Petit P, Loubatières-Mariani M M
Laboratoire de Pharmacologie, URA 599 du CNRS, Faculté de Médecine, Montpellier, France.
Fundam Clin Pharmacol. 1992;6(3):123-34. doi: 10.1111/j.1472-8206.1992.tb00103.x.
Ionic and electrical events play a central role in the stimulus-secretion coupling of the pancreatic B cell. Potassium permeability is critically involved in the regulation of B cell membrane potential and insulin secretion. In the absence of glucose, membrane potential remains stable, around -65 mV. This resting potential is mainly determined by the high potassium conductance of the membrane. The ATP generated by glucose metabolism in B cells blocks the K+(ATP) channels controlling resting membrane potential. Thus, glucose metabolism leads to closure of the ATP-dependent potassium channels; the resulting decrease in K+ permeability induces depolarization and opening of voltage-activated Ca-channels. The subsequent increase in Ca2+ influx raises the cytoplasmic concentration of free Ca2+, which in turn triggers exocytosis of secretory granules. Other types of K+ channels have also been identified in the B cell, such as voltage- and Ca(2+)-dependent K+ channels, which are not a target for the action of glucose, but may play a role in the repolarization of spikes. The modulation of insulin release by some hormones and neurotransmitters involves, among other mechanisms, an interference with the plasma membrane K+ conductance. Thus, galanine, somatostatin and adrenaline, which inhibit insulin release, increase K+ conductance by a G protein-dependent mechanism; both peptides were reported to open ATP-sensitive K+ channels in insulin-secreting cell line RINm5F. It was also observed that extracellular purine nucleotides could interfere with K+ channels. Among the various drugs interfering with insulin secretion, sulfonylureas, such as tolbutamide and glibenclamide, directly inhibit ATP-dependent K+ channels in the B cell membrane and thereby initiate insulin release. In contrast, potassium channel openers such as diazoxide, antagonize the effects of glucose by increasing K+ permeability of the B cell membrane. Furthermore, other classes of drugs have recently been shown to interact with K+ (ATP) channels. Thus, K+ channels of the pancreatic B cell, particularly ATP-dependent ones, play a crucial role in the electrophysiology of insulin secretion; they are an important target for pharmacological agents designed to modulate this secretion.

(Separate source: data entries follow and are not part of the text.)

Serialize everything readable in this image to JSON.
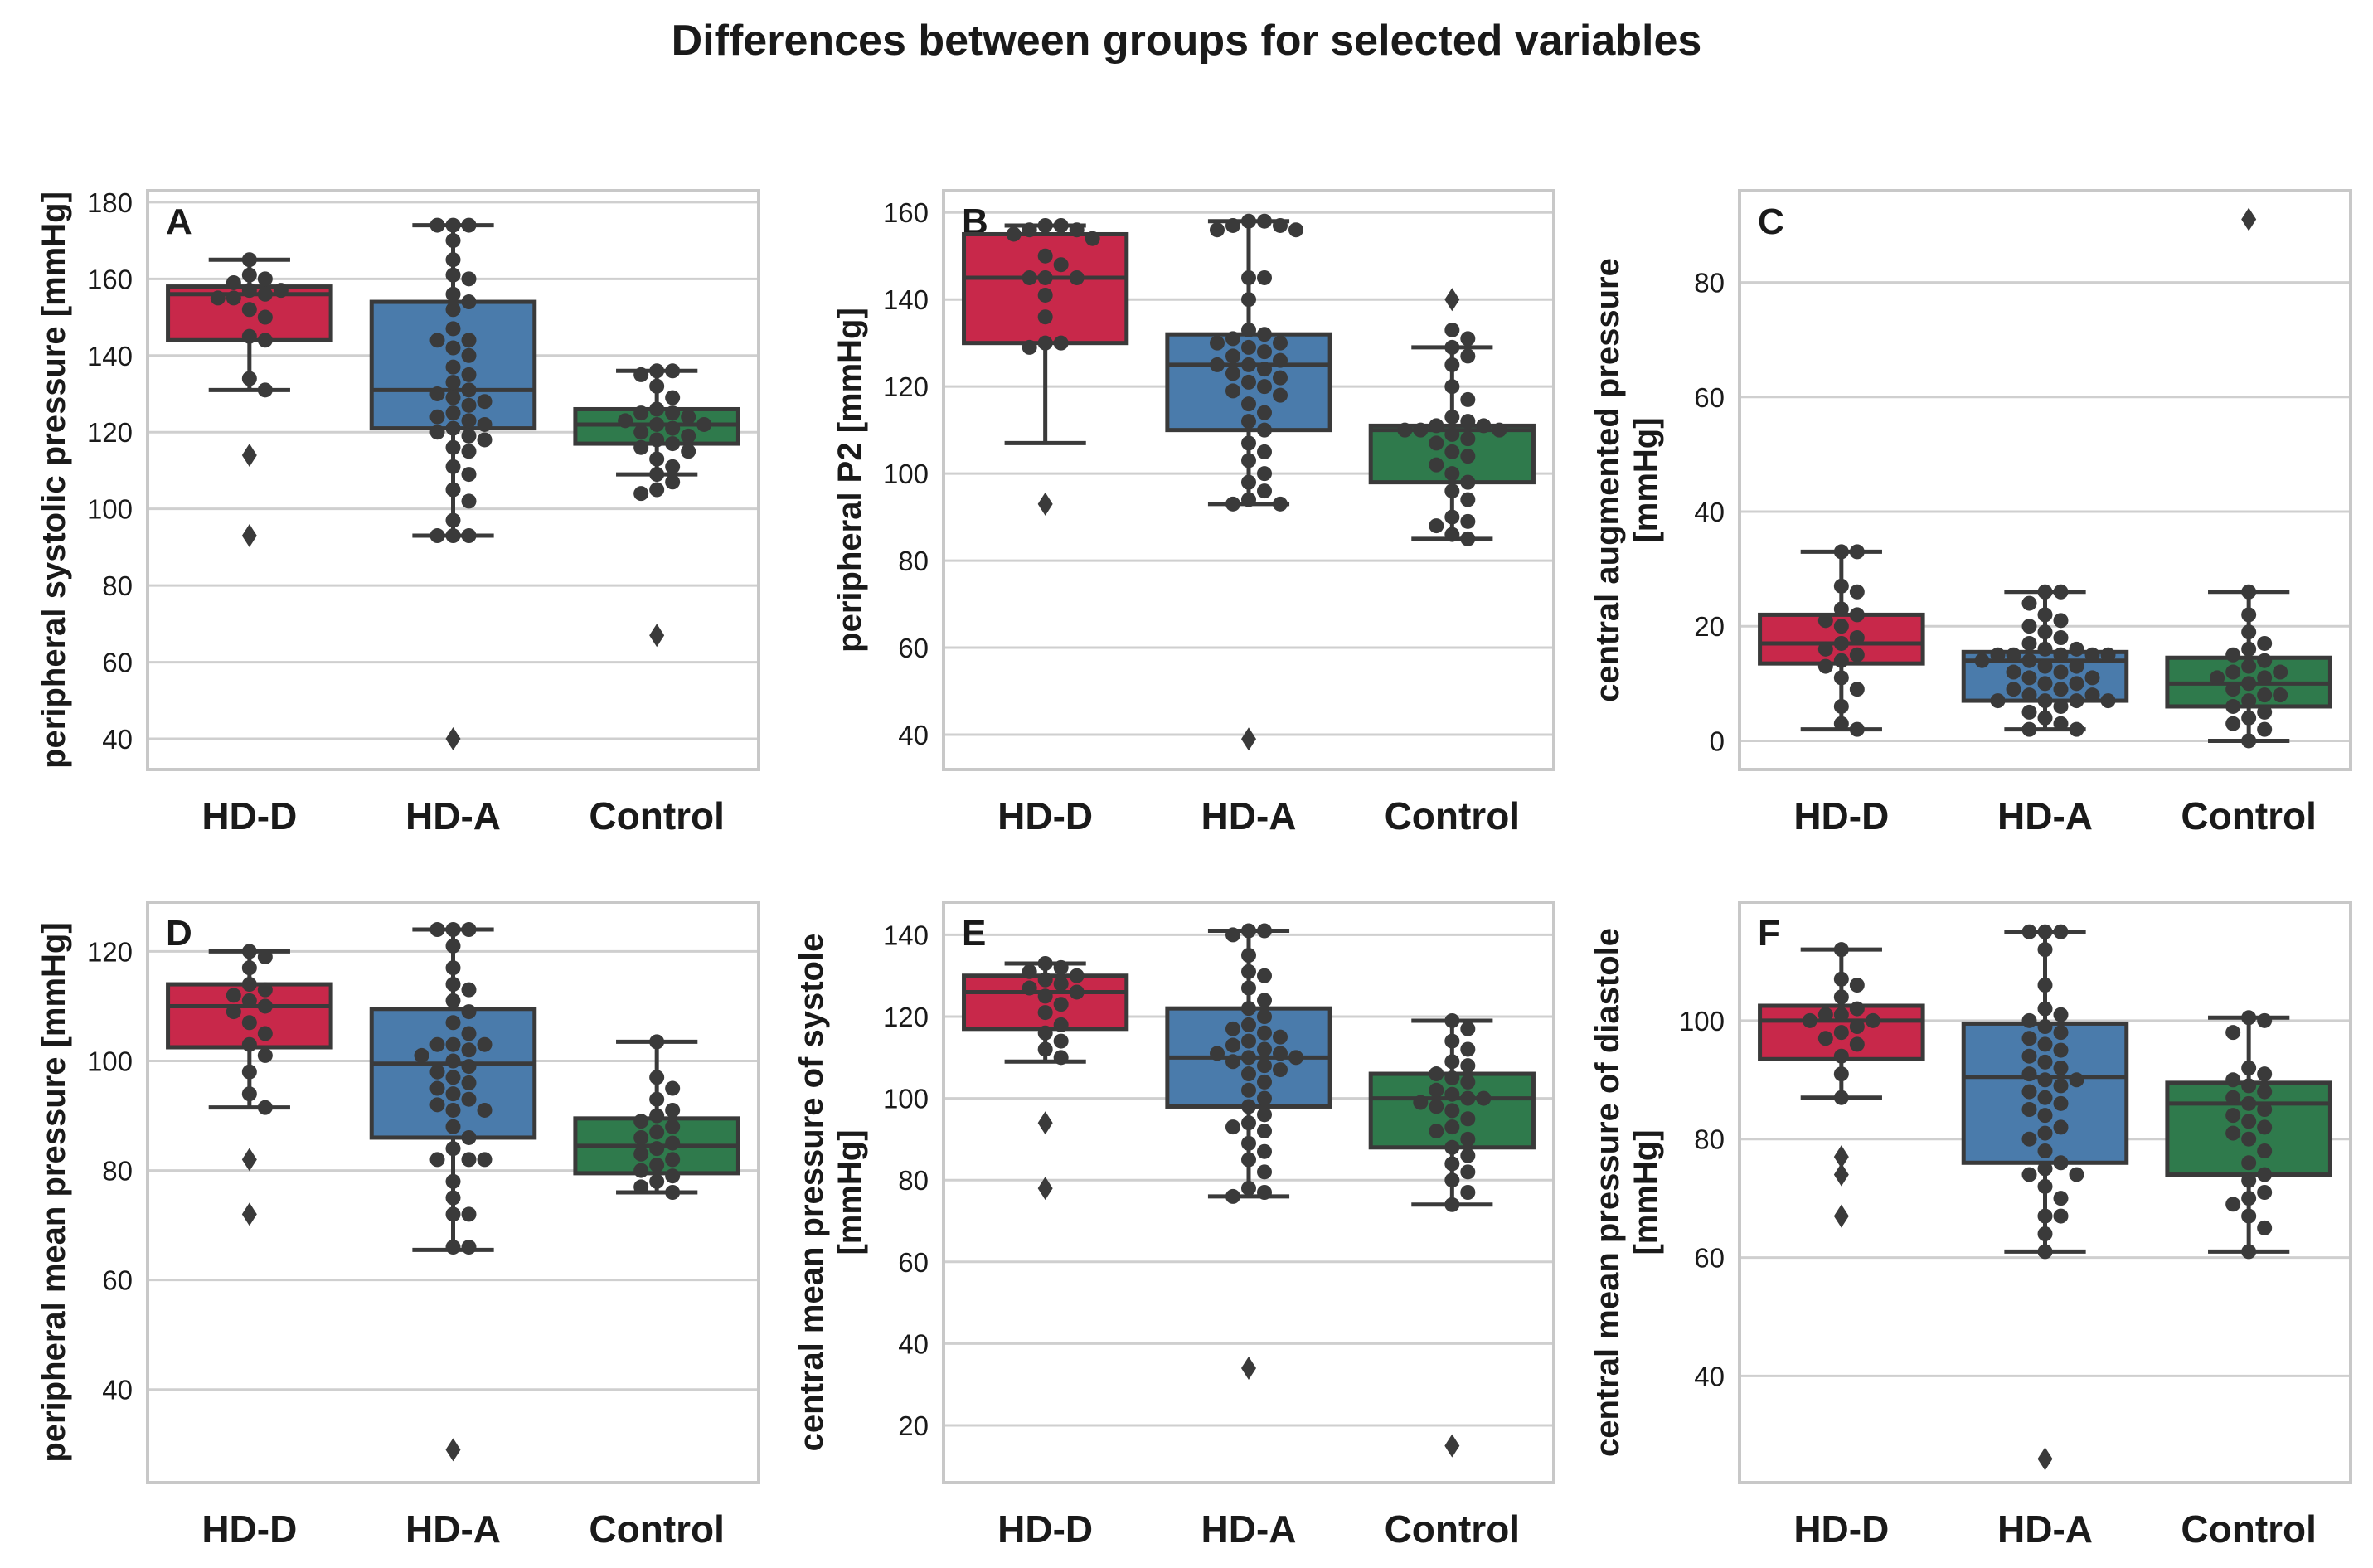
{
  "title": "Differences between groups for selected variables",
  "groups": [
    "HD-D",
    "HD-A",
    "Control"
  ],
  "group_colors": [
    "#c8284a",
    "#4a7bab",
    "#2f7a4c"
  ],
  "chart_data": [
    {
      "type": "box",
      "label": "A",
      "ylabel": "peripheral systolic pressure [mmHg]",
      "ylim": [
        32,
        183
      ],
      "yticks": [
        "40",
        "60",
        "80",
        "100",
        "120",
        "140",
        "160",
        "180"
      ],
      "boxes": [
        {
          "group": "HD-D",
          "q1": 144,
          "median": 156,
          "q3": 158,
          "whisker_low": 131,
          "whisker_high": 165,
          "outliers": [
            114,
            93
          ]
        },
        {
          "group": "HD-A",
          "q1": 121,
          "median": 131,
          "q3": 154,
          "whisker_low": 93,
          "whisker_high": 174,
          "outliers": [
            40
          ]
        },
        {
          "group": "Control",
          "q1": 117,
          "median": 122,
          "q3": 126,
          "whisker_low": 109,
          "whisker_high": 136,
          "outliers": [
            67
          ]
        }
      ],
      "points": [
        [
          165,
          161,
          160,
          159,
          157,
          157,
          156,
          155,
          155,
          152,
          150,
          145,
          144,
          134,
          131
        ],
        [
          174,
          174,
          174,
          170,
          165,
          161,
          160,
          156,
          154,
          152,
          147,
          144,
          144,
          142,
          140,
          137,
          135,
          133,
          131,
          130,
          129,
          128,
          127,
          125,
          124,
          123,
          122,
          121,
          120,
          119,
          118,
          116,
          115,
          111,
          109,
          105,
          102,
          97,
          93,
          93,
          93
        ],
        [
          136,
          136,
          135,
          132,
          129,
          126,
          125,
          125,
          124,
          123,
          122,
          122,
          121,
          120,
          119,
          118,
          117,
          116,
          115,
          113,
          111,
          109,
          107,
          105,
          104
        ]
      ]
    },
    {
      "type": "box",
      "label": "B",
      "ylabel": "peripheral P2 [mmHg]",
      "ylim": [
        32,
        165
      ],
      "yticks": [
        "40",
        "60",
        "80",
        "100",
        "120",
        "140",
        "160"
      ],
      "boxes": [
        {
          "group": "HD-D",
          "q1": 130,
          "median": 145,
          "q3": 155,
          "whisker_low": 107,
          "whisker_high": 157,
          "outliers": [
            93
          ]
        },
        {
          "group": "HD-A",
          "q1": 110,
          "median": 125,
          "q3": 132,
          "whisker_low": 93,
          "whisker_high": 158,
          "outliers": [
            39
          ]
        },
        {
          "group": "Control",
          "q1": 98,
          "median": 110,
          "q3": 111,
          "whisker_low": 85,
          "whisker_high": 129,
          "outliers": [
            140
          ]
        }
      ],
      "points": [
        [
          157,
          157,
          156,
          156,
          155,
          154,
          150,
          148,
          145,
          145,
          145,
          141,
          136,
          130,
          130,
          129
        ],
        [
          158,
          158,
          157,
          157,
          156,
          156,
          145,
          145,
          140,
          133,
          132,
          131,
          130,
          130,
          129,
          128,
          127,
          126,
          125,
          125,
          124,
          123,
          122,
          121,
          120,
          119,
          118,
          116,
          114,
          112,
          110,
          107,
          105,
          103,
          100,
          98,
          96,
          94,
          93,
          93
        ],
        [
          133,
          131,
          129,
          127,
          125,
          120,
          117,
          113,
          112,
          111,
          111,
          110,
          110,
          110,
          109,
          108,
          107,
          105,
          104,
          102,
          100,
          98,
          96,
          94,
          90,
          89,
          88,
          86,
          85
        ]
      ]
    },
    {
      "type": "box",
      "label": "C",
      "ylabel": "central augmented pressure\n[mmHg]",
      "ylim": [
        -5,
        96
      ],
      "yticks": [
        "0",
        "20",
        "40",
        "60",
        "80"
      ],
      "boxes": [
        {
          "group": "HD-D",
          "q1": 13.5,
          "median": 17,
          "q3": 22,
          "whisker_low": 2,
          "whisker_high": 33,
          "outliers": []
        },
        {
          "group": "HD-A",
          "q1": 7,
          "median": 14,
          "q3": 15.5,
          "whisker_low": 2,
          "whisker_high": 26,
          "outliers": []
        },
        {
          "group": "Control",
          "q1": 6,
          "median": 10,
          "q3": 14.5,
          "whisker_low": 0,
          "whisker_high": 26,
          "outliers": [
            91
          ]
        }
      ],
      "points": [
        [
          33,
          33,
          27,
          26,
          23,
          22,
          21,
          20,
          18,
          17,
          16,
          15,
          14,
          13,
          11,
          9,
          6,
          3,
          2
        ],
        [
          26,
          26,
          24,
          22,
          21,
          20,
          19,
          18,
          17,
          16,
          16,
          15,
          15,
          15,
          15,
          15,
          14,
          14,
          13,
          13,
          12,
          12,
          11,
          11,
          10,
          10,
          9,
          9,
          8,
          8,
          7,
          7,
          7,
          7,
          6,
          5,
          4,
          3,
          2,
          2
        ],
        [
          26,
          22,
          19,
          17,
          16,
          15,
          14,
          13,
          12,
          12,
          11,
          11,
          10,
          9,
          8,
          8,
          7,
          6,
          5,
          4,
          3,
          2,
          0
        ]
      ]
    },
    {
      "type": "box",
      "label": "D",
      "ylabel": "peripheral mean pressure [mmHg]",
      "ylim": [
        23,
        129
      ],
      "yticks": [
        "40",
        "60",
        "80",
        "100",
        "120"
      ],
      "boxes": [
        {
          "group": "HD-D",
          "q1": 102.5,
          "median": 110,
          "q3": 114,
          "whisker_low": 91.5,
          "whisker_high": 120,
          "outliers": [
            82,
            72
          ]
        },
        {
          "group": "HD-A",
          "q1": 86,
          "median": 99.5,
          "q3": 109.5,
          "whisker_low": 65.5,
          "whisker_high": 124,
          "outliers": [
            29
          ]
        },
        {
          "group": "Control",
          "q1": 79.5,
          "median": 84.5,
          "q3": 89.5,
          "whisker_low": 76,
          "whisker_high": 103.5,
          "outliers": []
        }
      ],
      "points": [
        [
          120,
          119,
          117,
          114,
          113,
          112,
          111,
          110,
          109,
          107,
          105,
          103,
          101,
          98,
          94,
          91.5
        ],
        [
          124,
          124,
          124,
          121,
          117,
          114,
          113,
          111,
          109,
          107,
          105,
          103,
          103,
          103,
          102,
          101,
          100,
          99,
          98,
          97,
          96,
          95,
          94,
          93,
          92,
          91,
          91,
          88,
          86,
          84,
          82,
          82,
          82,
          78,
          75,
          72,
          72,
          66,
          66
        ],
        [
          103.5,
          97,
          95,
          93,
          91,
          90,
          89,
          88,
          87,
          86,
          85,
          84,
          83,
          82,
          81,
          80,
          79,
          78,
          77,
          76
        ]
      ]
    },
    {
      "type": "box",
      "label": "E",
      "ylabel": "central mean pressure of systole\n[mmHg]",
      "ylim": [
        6,
        148
      ],
      "yticks": [
        "20",
        "40",
        "60",
        "80",
        "100",
        "120",
        "140"
      ],
      "boxes": [
        {
          "group": "HD-D",
          "q1": 117,
          "median": 126,
          "q3": 130,
          "whisker_low": 109,
          "whisker_high": 133,
          "outliers": [
            94,
            78
          ]
        },
        {
          "group": "HD-A",
          "q1": 98,
          "median": 110,
          "q3": 122,
          "whisker_low": 76,
          "whisker_high": 141,
          "outliers": [
            34
          ]
        },
        {
          "group": "Control",
          "q1": 88,
          "median": 100,
          "q3": 106,
          "whisker_low": 74,
          "whisker_high": 119,
          "outliers": [
            15
          ]
        }
      ],
      "points": [
        [
          133,
          132,
          131,
          130,
          129,
          128,
          127,
          126,
          125,
          123,
          121,
          118,
          116,
          114,
          112,
          110
        ],
        [
          141,
          141,
          140,
          135,
          131,
          130,
          127,
          124,
          122,
          120,
          118,
          117,
          116,
          115,
          114,
          113,
          112,
          111,
          111,
          110,
          110,
          109,
          108,
          107,
          106,
          104,
          102,
          100,
          98,
          96,
          94,
          93,
          92,
          89,
          87,
          85,
          82,
          78,
          77,
          76
        ],
        [
          119,
          117,
          114,
          112,
          109,
          108,
          106,
          105,
          104,
          102,
          101,
          100,
          100,
          99,
          98,
          97,
          95,
          93,
          92,
          90,
          88,
          86,
          84,
          82,
          80,
          77,
          74
        ]
      ]
    },
    {
      "type": "box",
      "label": "F",
      "ylabel": "central mean pressure of diastole\n[mmHg]",
      "ylim": [
        22,
        120
      ],
      "yticks": [
        "40",
        "60",
        "80",
        "100"
      ],
      "boxes": [
        {
          "group": "HD-D",
          "q1": 93.5,
          "median": 100,
          "q3": 102.5,
          "whisker_low": 87,
          "whisker_high": 112,
          "outliers": [
            77,
            74,
            67
          ]
        },
        {
          "group": "HD-A",
          "q1": 76,
          "median": 90.5,
          "q3": 99.5,
          "whisker_low": 61,
          "whisker_high": 115,
          "outliers": [
            26
          ]
        },
        {
          "group": "Control",
          "q1": 74,
          "median": 86,
          "q3": 89.5,
          "whisker_low": 61,
          "whisker_high": 100.5,
          "outliers": []
        }
      ],
      "points": [
        [
          112,
          107,
          106,
          104,
          102,
          101,
          101,
          100,
          100,
          99,
          98,
          97,
          96,
          94,
          91,
          87
        ],
        [
          115,
          115,
          115,
          112,
          106,
          102,
          101,
          100,
          99,
          98,
          97,
          96,
          95,
          94,
          93,
          92,
          91,
          90,
          90,
          89,
          88,
          87,
          86,
          85,
          84,
          82,
          81,
          80,
          78,
          76,
          75,
          74,
          74,
          72,
          70,
          67,
          67,
          64,
          61
        ],
        [
          100.5,
          100,
          98,
          92,
          91,
          90,
          89,
          88,
          87,
          86,
          85,
          84,
          83,
          82,
          81,
          80,
          78,
          76,
          74,
          73,
          71,
          70,
          69,
          67,
          65,
          61
        ]
      ]
    }
  ]
}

离子和电活动在胰腺β细胞的刺激-分泌偶联中起核心作用。钾离子通透性在β细胞膜电位和胰岛素分泌的调节中起关键作用。在无葡萄糖的情况下,膜电位保持稳定,约为 -65 mV。这种静息电位主要由膜的高钾离子电导率决定。β细胞中葡萄糖代谢产生的ATP会阻断控制静息膜电位的K+(ATP)通道。因此,葡萄糖代谢导致ATP依赖性钾通道关闭;钾离子通透性的降低会引起去极化并导致电压激活的钙通道开放。随后钙离子内流增加,使细胞质中游离钙离子浓度升高,进而触发分泌颗粒的胞吐作用。在β细胞中还发现了其他类型的钾通道,如电压依赖性和钙(2+)依赖性钾通道,它们不是葡萄糖作用的靶点,但可能在动作电位的复极化中起作用。一些激素和神经递质对胰岛素释放的调节,除其他机制外,还涉及对质膜钾离子电导率的干扰。因此,抑制胰岛素释放的甘丙肽、生长抑素和肾上腺素,通过G蛋白依赖性机制增加钾离子电导率;据报道,这两种肽都能使胰岛素分泌细胞系RINm5F中的ATP敏感性钾通道开放。还观察到细胞外嘌呤核苷酸会干扰钾通道。在各种干扰胰岛素分泌的药物中,磺脲类药物,如甲苯磺丁脲和格列本脲,直接抑制β细胞膜中的ATP依赖性钾通道,从而引发胰岛素释放。相反,钾通道开放剂,如二氮嗪,通过增加β细胞膜的钾离子通透性来拮抗葡萄糖的作用。此外,最近还发现其他类药物可与K+(ATP)通道相互作用。因此,胰腺β细胞的钾通道,尤其是ATP依赖性钾通道,在胰岛素分泌的电生理学中起关键作用;它们是设计用于调节这种分泌的药物的重要靶点。